Jakarta – Kementerian Komunikasi dan Informatika RI mencatat terdapat 3 hoaks baru pada periode 16 hingga 17 April 2021 lalu. Berita bohong tersebut membahas soal Covid-19 dan vaksinasi covid-19 yang sedang berlangsung di masyarakat.
Pertama, sempat beredar informasi melalui pesan berantai platform media sosial WhatsApp yang menyebutkan penyintas Covid-19 dapat langsung divaksinasi dengan syarat isolasi selama 10 hari. Narasi pesan tersebut juga menyebut penyintas tidak harus menunggu selama 3 bulan untuk bisa mendapatkan vaksin.
Faktanya informasi ini tidak benar. Dikutip dari situs Jala Hoaks Pemprov DKI Jakarta, Dinas Kesehatan Provinsi DKI Jakarta menegaskan bahwa penyintas Covid-19 tidak dianjurkan menerima vaksin setelah isolasi 10 hari.
Kementerian Kesehatan RI juga telah menyusun peraturan terkait vaksinasi penyintas Covid-19 yaitu, apabila penyintas belum pernah melakukan suntik vaksin Covid-19 dosis 1, maka harus menunggu 3 bulan dari sembuh agar bisa mendapatkan suntikan dosis 1. Berikutnya, apabila penyintas sudah pernah mendapatkan suntik vaksin dosis 1, maka dosis 2 tetap bisa diberikan 28 hari setelah dosis 1 dan sudah dinyatakan sembuh.

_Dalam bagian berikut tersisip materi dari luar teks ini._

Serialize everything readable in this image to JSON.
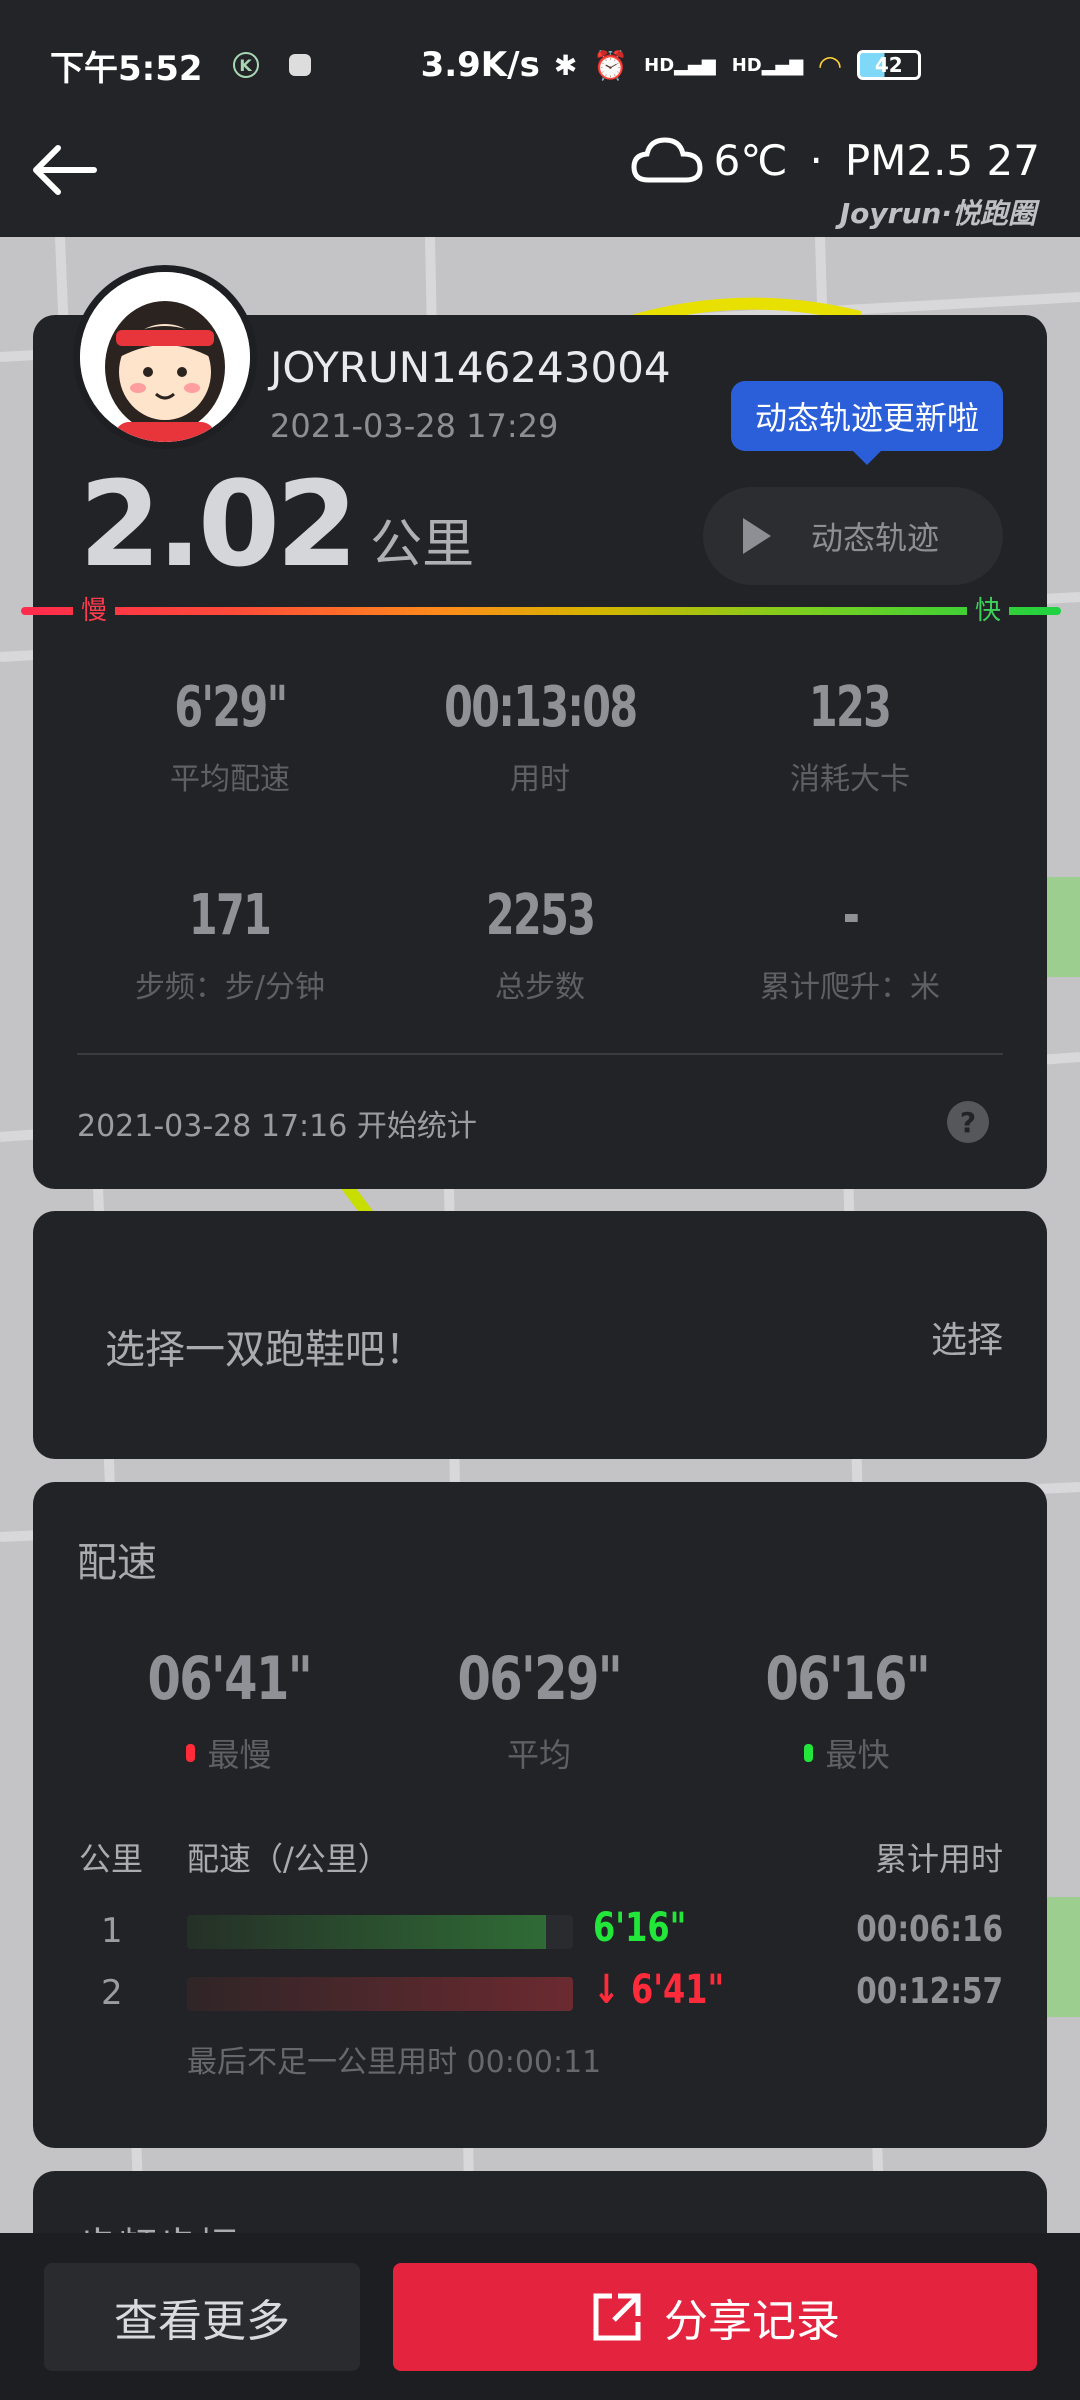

Kedua, terdapat unggahan di media sosial Facebook yang mengatakan bahwa Kota Tarakan, Kalimantan Utara bebas dari Covid-19. Dalam narasi dikatakan bahwa sudah tidak ada kasus Covid-19 di Kota Tarakan.
Selain itu, bebasnya Kota Tarakan dari kasus Covid-19 karena para dokter di Kota Tarakan yang melakukan uji coba sendiri dan membuktikan bahwa alat uji swab antigen PCR tidak dapat mendiagnosa secara akurat.
Narasi dalam unggahan tersebut juga mengatakan bahwa dokter di Kota Tarakan tidak memberikan obat kepada orang yang sudah bergejala Covid-19 yang membuat Kota Tarakan bebas dari Covid-19.
Setelah dilakukan penelusuran, informasi ini tidak benar. Dilansir dari situs resmi Gugus Tugas Percepatan Penanganan Covid-19, per 12 April 2021 persentase kasus Covid-19 di Provinsi Kalimantan Utara mencapai angka 0.7% dengan besaran kasus sebanyak 11.398.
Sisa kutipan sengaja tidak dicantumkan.